Harry hocha lentement la tête. Malgré le manque d'effectifs, Adana paraissait organiser son petit ordre avec brio, mais il était conscient qu'il faudrait bien plus d'alliés pour parvenir à déstabiliser le Culte de l'Ombre.

− Il nous faut plus de monde, marmonna-t-il.

− On le sait bien, répliqua Tatjana, mais il faudrait des mois et des mois pour trouver d'autres expériences ratées comme nous. Le manoir de Burrow était le seul établissement de la sorte en Grande-Bretagne…

− Pas forcément des personnes comme vous, l'interrompit Harry. Comme l'a dit Snake, on aurait du mal à ne pas vous remarquer. Si nous nous rapprochons de personnes fiables, employées au ministère, nous pourrions obtenir des informations qu'il vous serait impossible d'atteindre. Ainsi, vous pourriez vous concentrer sur les « nids » du Culte et accéder à des secrets qui ne passent jamais par le ministère…
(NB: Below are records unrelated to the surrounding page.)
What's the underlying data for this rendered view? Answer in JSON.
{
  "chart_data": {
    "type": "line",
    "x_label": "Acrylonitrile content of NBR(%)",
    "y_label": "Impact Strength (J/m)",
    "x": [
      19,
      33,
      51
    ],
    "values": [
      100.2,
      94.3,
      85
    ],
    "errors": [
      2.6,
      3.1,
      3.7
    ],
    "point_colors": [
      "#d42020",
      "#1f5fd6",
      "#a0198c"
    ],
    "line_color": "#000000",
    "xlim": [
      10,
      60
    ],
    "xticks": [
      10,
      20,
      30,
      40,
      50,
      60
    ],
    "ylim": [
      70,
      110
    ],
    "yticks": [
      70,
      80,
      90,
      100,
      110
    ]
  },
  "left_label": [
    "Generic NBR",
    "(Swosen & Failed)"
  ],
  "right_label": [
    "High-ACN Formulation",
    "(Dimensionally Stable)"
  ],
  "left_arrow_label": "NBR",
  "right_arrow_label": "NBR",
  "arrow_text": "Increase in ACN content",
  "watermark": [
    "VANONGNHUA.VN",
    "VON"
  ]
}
− Admettons, dit Snake, et comment espères-tu recruter des personnes ?

− Oh, j'ai déjà quelques personnes en tête, avoua Harry. Le Culte est en pleine crise depuis l'attaque de Massalia car certains de ses agents se sont révoltés contre le Grand Seigneur. Ces rebelles nous aideront avec plaisir, mais il est préférable de demander à Brighton Stims d'officier comme « intermédiaire ».

− T'es sûr qu'ils sont fiables, au moins ? demanda Crazy Wolf, anxieux.
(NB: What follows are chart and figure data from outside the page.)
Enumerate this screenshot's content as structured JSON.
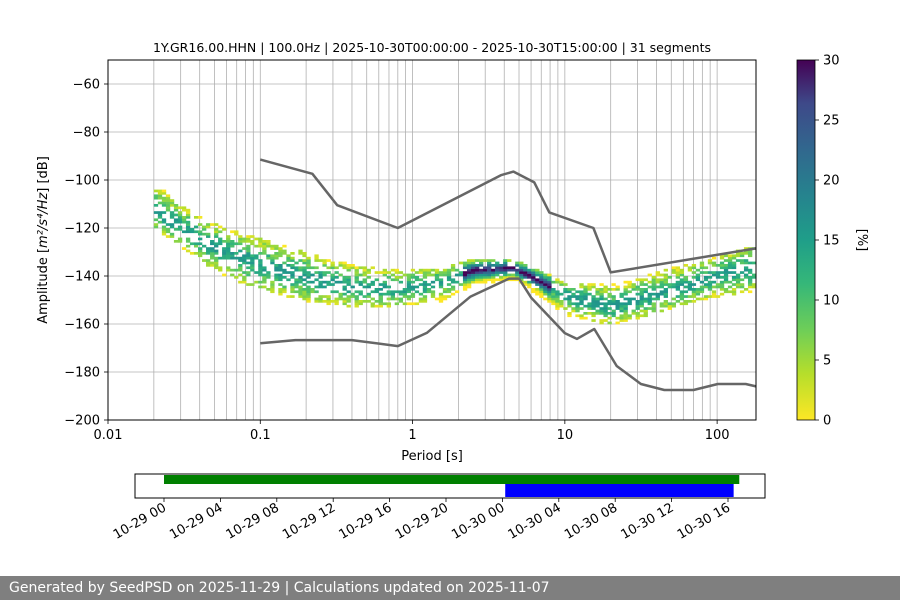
{
  "chart_data": {
    "type": "heatmap",
    "title": "1Y.GR16.00.HHN | 100.0Hz | 2025-10-30T00:00:00 - 2025-10-30T15:00:00 | 31 segments",
    "xlabel": "Period [s]",
    "ylabel_prefix": "Amplitude [",
    "ylabel_math": "m²/s⁴/Hz",
    "ylabel_suffix": "] [dB]",
    "xscale": "log",
    "xlim": [
      0.01,
      180
    ],
    "ylim": [
      -200,
      -50
    ],
    "xticks": [
      {
        "value": 0.01,
        "label": "0.01"
      },
      {
        "value": 0.1,
        "label": "0.1"
      },
      {
        "value": 1,
        "label": "1"
      },
      {
        "value": 10,
        "label": "10"
      },
      {
        "value": 100,
        "label": "100"
      }
    ],
    "yticks": [
      -60,
      -80,
      -100,
      -120,
      -140,
      -160,
      -180,
      -200
    ],
    "ytick_labels": [
      "−60",
      "−80",
      "−100",
      "−120",
      "−140",
      "−160",
      "−180",
      "−200"
    ],
    "grid": true,
    "colormap": "viridis_r",
    "colorbar": {
      "label": "[%]",
      "range": [
        0,
        30
      ],
      "ticks": [
        "0",
        "5",
        "10",
        "15",
        "20",
        "25",
        "30"
      ]
    },
    "noise_model_color": "#666666",
    "high_noise_model": [
      {
        "x": 0.1,
        "y": -91.5
      },
      {
        "x": 0.22,
        "y": -97.4
      },
      {
        "x": 0.32,
        "y": -110.5
      },
      {
        "x": 0.8,
        "y": -120
      },
      {
        "x": 3.8,
        "y": -98
      },
      {
        "x": 4.6,
        "y": -96.5
      },
      {
        "x": 6.3,
        "y": -101
      },
      {
        "x": 7.9,
        "y": -113.5
      },
      {
        "x": 15.4,
        "y": -120
      },
      {
        "x": 20,
        "y": -138.5
      },
      {
        "x": 180,
        "y": -128.5
      }
    ],
    "low_noise_model": [
      {
        "x": 0.1,
        "y": -168
      },
      {
        "x": 0.17,
        "y": -166.7
      },
      {
        "x": 0.4,
        "y": -166.7
      },
      {
        "x": 0.8,
        "y": -169.2
      },
      {
        "x": 1.24,
        "y": -163.7
      },
      {
        "x": 2.4,
        "y": -148.6
      },
      {
        "x": 4.3,
        "y": -141.1
      },
      {
        "x": 5,
        "y": -141.1
      },
      {
        "x": 6,
        "y": -149
      },
      {
        "x": 10,
        "y": -163.8
      },
      {
        "x": 12,
        "y": -166.2
      },
      {
        "x": 15.6,
        "y": -162.1
      },
      {
        "x": 21.9,
        "y": -177.5
      },
      {
        "x": 31.6,
        "y": -185
      },
      {
        "x": 45,
        "y": -187.5
      },
      {
        "x": 70,
        "y": -187.5
      },
      {
        "x": 101,
        "y": -185
      },
      {
        "x": 154,
        "y": -185
      },
      {
        "x": 180,
        "y": -186
      }
    ],
    "psd_band": [
      {
        "period": 0.02,
        "low": -120,
        "high": -103,
        "center": -113
      },
      {
        "period": 0.03,
        "low": -128,
        "high": -112,
        "center": -120
      },
      {
        "period": 0.05,
        "low": -138,
        "high": -120,
        "center": -129
      },
      {
        "period": 0.1,
        "low": -146,
        "high": -126,
        "center": -136
      },
      {
        "period": 0.2,
        "low": -150,
        "high": -132,
        "center": -141
      },
      {
        "period": 0.4,
        "low": -153,
        "high": -137,
        "center": -145
      },
      {
        "period": 0.8,
        "low": -152,
        "high": -139,
        "center": -146
      },
      {
        "period": 1.5,
        "low": -150,
        "high": -138,
        "center": -143
      },
      {
        "period": 2.5,
        "low": -143,
        "high": -134,
        "center": -138
      },
      {
        "period": 4.5,
        "low": -141,
        "high": -134,
        "center": -137
      },
      {
        "period": 6,
        "low": -146,
        "high": -138,
        "center": -141
      },
      {
        "period": 10,
        "low": -156,
        "high": -144,
        "center": -149
      },
      {
        "period": 20,
        "low": -160,
        "high": -145,
        "center": -153
      },
      {
        "period": 50,
        "low": -153,
        "high": -138,
        "center": -146
      },
      {
        "period": 100,
        "low": -148,
        "high": -133,
        "center": -140
      },
      {
        "period": 180,
        "low": -146,
        "high": -128,
        "center": -137
      }
    ],
    "timeline": {
      "ticks": [
        "10-29 00",
        "10-29 04",
        "10-29 08",
        "10-29 12",
        "10-29 16",
        "10-29 20",
        "10-30 00",
        "10-30 04",
        "10-30 08",
        "10-30 12",
        "10-30 16"
      ],
      "available_data": {
        "start_hour": 0,
        "end_hour": 40.8,
        "color": "#008000"
      },
      "psd_data": {
        "start_hour": 24.2,
        "end_hour": 40.4,
        "color": "#0000ff"
      }
    }
  },
  "footer": "Generated by SeedPSD on 2025-11-29 | Calculations updated on 2025-11-07"
}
− Brighton Stims est une personne en qui je fais toute confiance, assura Harry. Il vous apprendra ce que j'ai déjà appris et notre petite organisation ne pourra que mieux s'en porter. Il connaît très bien le Culte de l'Ombre et il a lui-même des espions un peu partout. Si les rebelles et vous réussissez à travailler ensemble, nous gagnerons plus de choses que de nouveaux agents.

L'espace d'un instant, il songea à Dumbledore et l'Ordre du Phénix. Fallait-il encourager le directeur à créer son organisation secrète avant l'heure ? Si Brighton possédait des espions au sein du Culte, Dumbledore en avait tout autant – voire plus – au sein même du ministère de la Magie, qui était le champ de bataille actuel du Culte.

− Il y a autre chose, reprit alors Wendy, la femme-volante.

− Quoi ? demanda Harry, curieux.

− Nous pensons que le Culte a introduit un espion à Poudlard, répondit-elle. Il est prévu que Ventbossu aille chez les deux nouveaux étudiants dans les semaines à venir, mais Adana hésite encore quant à cette mission.

Et Harry la comprenait parfaitement. Si le Culte soupçonnait l'organisation d'Adana de savoir qu'un espion était à Poudlard, la Fraternité préparerait sûrement un accueil à Ventbossu, qui s'imposait automatiquement comme le plus qualifié pour s'introduire ni-vu, ni-connu, chez les Keenan ou les Fauré.

− Ne tentez rien tant que vous n'aurez pas rencontré Brighton, déclara Harry. Pour ma part, j'essaierai de trouver cet espion.